The Legends of the Jews preserves a second version of Jerusalem's capture, and it runs alongside the cypress-tree story without displacing it. In this version, the walls of the city lowered themselves before David. Miraculously. Without siege engines, without catapults, without Joab being launched through the air. The city simply opened, the way Jericho's walls had fallen for Joshua, the way the sea had parted for Moses. Jerusalem recognized its king and made way.

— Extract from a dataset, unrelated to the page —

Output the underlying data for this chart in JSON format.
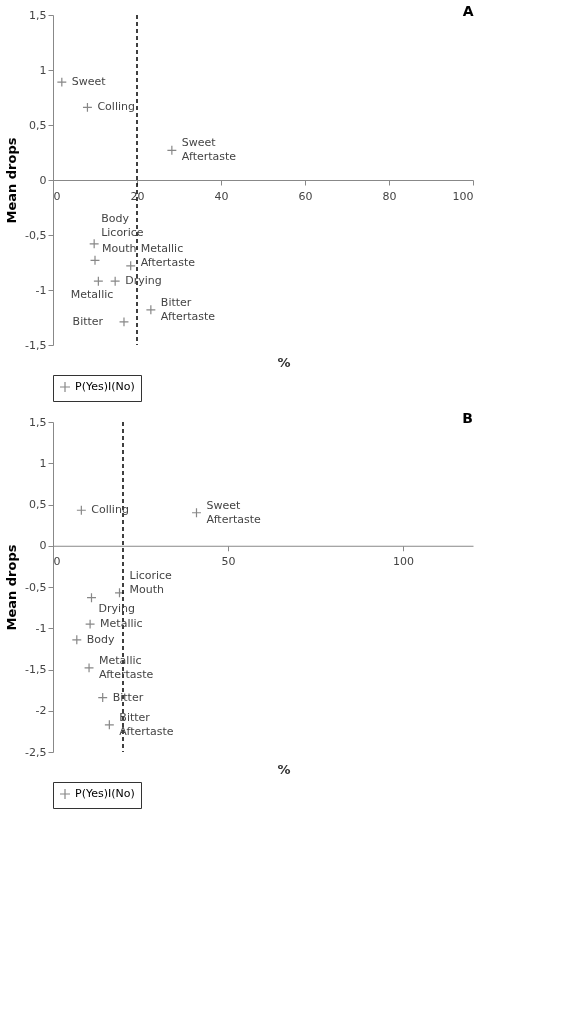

The Zohar, the foundational text of Jewish mysticism compiled in Castile around 1280 CE, speaks of Jerusalem as a place where the boundary between the upper and lower worlds is thinner than anywhere else. If miracles can happen anywhere with ease, they happen there. That the tradition preserves both versions, the cunning one and the miraculous one, suggests something important. The city did not require a particular method of liberation. It required the right person. Whether walls fall by their own mysterious logic or by a general being slung over them on a cypress tree, the outcome is the same. Jerusalem belongs to those who belong to Jerusalem.

David Pays for What He Takes

Even after the walls were breached, even after the monuments were gone, David did not simply declare the city his by right of conquest. He paid. Six hundred shekels of silver, fifty for each tribe of Israel. The Jebusites received a bill of sale. The transaction was recorded. The city was purchased as well as captured.

Pirkei DeRabbi Eliezer, the 8th-century midrashic work attributed to Rabbi Eliezer ben Hyrcanus, reflects on three sites in Jewish history that the tradition insists were purchased rather than conquered: the Cave of Machpelah, bought by Abraham; the threshing floor of Araunah, bought by David for the Temple site; and Jerusalem itself, bought six hundred shekels at a time, one tribe's worth after another. The pattern is deliberate. The holiest places in the world were acquired through willing transaction, not force alone. Even when force was used to breach the walls, the purchase came after, as if to say: we know what this ground is worth, and we are willing to pay what it costs.

David entered the city that Adam had prayed in, that Noah had consecrated, that Abraham had climbed toward with a knife in his hand. He entered it through miracle and cunning and commerce all at once. And the city, which had been waiting since the beginning, let him in.